У меня сжалось горло от слез и страха: как многое уже потеряно и сколько еще предстоит потерять! Он забыл момент, который так ярко сиял на древе моей памяти, что я отыскала бы его свечение даже в глухой тьме. Для Мота этот свет уже потускнел и исчез.
– Он объяснил, что эта ежевика не такая, как вся остальная, и рассказал, откуда у нее такой поразительный вкус.
– Откуда же?
Я сглотнула комок в горле. Если он не помнит даже это, то что еще он забыл?
– Он сказал: нужно дождаться самого последнего момента, момента между идеальной и перезревшей ягодой. Если как раз в это время с моря придет туман и осторожно укроет ежевику соленым воздухом, получится деликатес, который невозможно купить за деньги и воспроизвести даже усилиями лучшего шеф-повара. Идеальная, чуть подсоленная ежевика. Приготовить ее нельзя; она появляется сама благодаря времени и природе. Это подарок в тот момент, когда ты уже думаешь, что лето кончилось – и все хорошее вместе с ним. Это подарок. – Наша тропа, наш великолепный поход ускользал из его памяти. Держись за него, Мот, держись крепко; он только наш, он ярким светом озаряет путаницу нашей непростой жизни. Не отпускай его.
– Какая отличная история.
– Это не история. – Я смотрела на олуш, быстрых и резких, и вспоминала тропу в дни между мысами Зеннор и Лендс-Энд. Мы стояли на массивных гранитных скалах за мысом Лендс-Энд, в карманах у нас было всего несколько фунтов и шоколадка «Марс». Только мы вдвоем, и больше никого на самом краю Атлантики, и защитой от любой непогоды, какую нашлет на нас природа, нам служила лишь мокрая нейлоновая палатка в два слоя. Мы могли бы тогда сдаться, сесть на автобус и уехать от трудностей тропы, ночевать у друзей и родных по диванам и ждать, пока найдется для нас бесплатное жилье. Но мы этого не сделали. В состоянии Мота появились такие улучшения, которые врачи считали совершенно невозможными, тропа подарила нам чувство, которое мы уже не рассчитывали вновь испытать: надежду. Не желая расставаться с ним, мы пошли дальше, в будущее, которое совершенно себе не представляли.
– Пойдем дальше?
– Да, почему нет, пока солнце еще светит.

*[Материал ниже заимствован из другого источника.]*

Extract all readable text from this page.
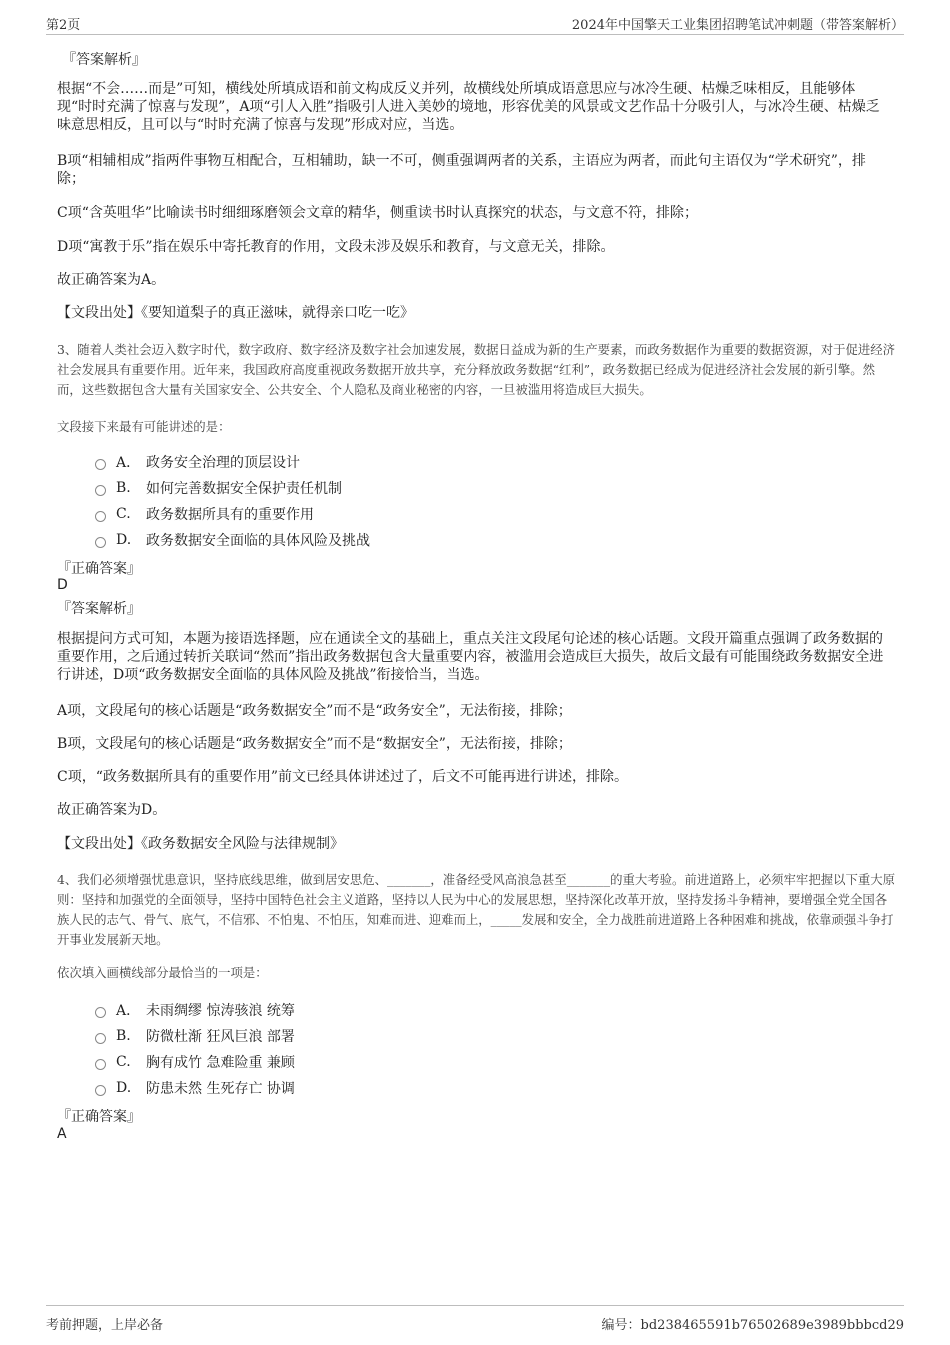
第2页	2024年中国擎天工业集团招聘笔试冲刺题（带答案解析）
『答案解析』

根据“不会……而是”可知，横线处所填成语和前文构成反义并列，故横线处所填成语意思应与冰冷生硬、枯燥乏味相反，且能够体现“时时充满了惊喜与发现”，A项“引人入胜”指吸引人进入美妙的境地，形容优美的风景或文艺作品十分吸引人，与冰冷生硬、枯燥乏味意思相反，且可以与“时时充满了惊喜与发现”形成对应，当选。

B项“相辅相成”指两件事物互相配合，互相辅助，缺一不可，侧重强调两者的关系，主语应为两者，而此句主语仅为“学术研究”，排除；

C项“含英咀华”比喻读书时细细琢磨领会文章的精华，侧重读书时认真探究的状态，与文意不符，排除；

D项“寓教于乐”指在娱乐中寄托教育的作用，文段未涉及娱乐和教育，与文意无关，排除。

故正确答案为A。

【文段出处】《要知道梨子的真正滋味，就得亲口吃一吃》

3、随着人类社会迈入数字时代，数字政府、数字经济及数字社会加速发展，数据日益成为新的生产要素，而政务数据作为重要的数据资源，对于促进经济社会发展具有重要作用。近年来，我国政府高度重视政务数据开放共享，充分释放政务数据“红利”，政务数据已经成为促进经济社会发展的新引擎。然而，这些数据包含大量有关国家安全、公共安全、个人隐私及商业秘密的内容，一旦被滥用将造成巨大损失。

文段接下来最有可能讲述的是：

A． 政务安全治理的顶层设计
B.	如何完善数据安全保护责任机制
C.	政务数据所具有的重要作用
D.	政务数据安全面临的具体风险及挑战
『正确答案』
D
『答案解析』

根据提问方式可知，本题为接语选择题，应在通读全文的基础上，重点关注文段尾句论述的核心话题。文段开篇重点强调了政务数据的重要作用，之后通过转折关联词“然而”指出政务数据包含大量重要内容，被滥用会造成巨大损失，故后文最有可能围绕政务数据安全进行讲述，D项“政务数据安全面临的具体风险及挑战”衔接恰当，当选。

A项，文段尾句的核心话题是“政务数据安全”而不是“政务安全”，无法衔接，排除；

B项，文段尾句的核心话题是“政务数据安全”而不是“数据安全”，无法衔接，排除；

C项，“政务数据所具有的重要作用”前文已经具体讲述过了，后文不可能再进行讲述，排除。

故正确答案为D。

【文段出处】《政务数据安全风险与法律规制》

4、我们必须增强忧患意识，坚持底线思维，做到居安思危、_______，准备经受风高浪急甚至_______的重大考验。前进道路上，必须牢牢把握以下重大原则：坚持和加强党的全面领导，坚持中国特色社会主义道路，坚持以人民为中心的发展思想，坚持深化改革开放，坚持发扬斗争精神，要增强全党全国各族人民的志气、骨气、底气，不信邪、不怕鬼、不怕压，知难而进、迎难而上，_____发展和安全，全力战胜前进道路上各种困难和挑战，依靠顽强斗争打开事业发展新天地。

依次填入画横线部分最恰当的一项是：

A． 未雨绸缪 惊涛骇浪 统筹
B.	防微杜渐 狂风巨浪 部署
C.	胸有成竹 急难险重 兼顾
D.	防患未然 生死存亡 协调
『正确答案』
A
考前押题，上岸必备	编号：bd238465591b76502689e3989bbbcd29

Надежда. Я вновь почувствовала в руке ее тепло – гладкий, круглый, отполированный морем камушек.
///////
Был ранний вечер, я вышла из церкви, собираясь прогуляться до блокпоста в конце улицы – древней сторожевой башни, построенной на остром каменистом выступе, откуда хорошо видно устье реки. Но ровно в тот момент, когда я закрывала железную калитку, мимо проходила Джилл.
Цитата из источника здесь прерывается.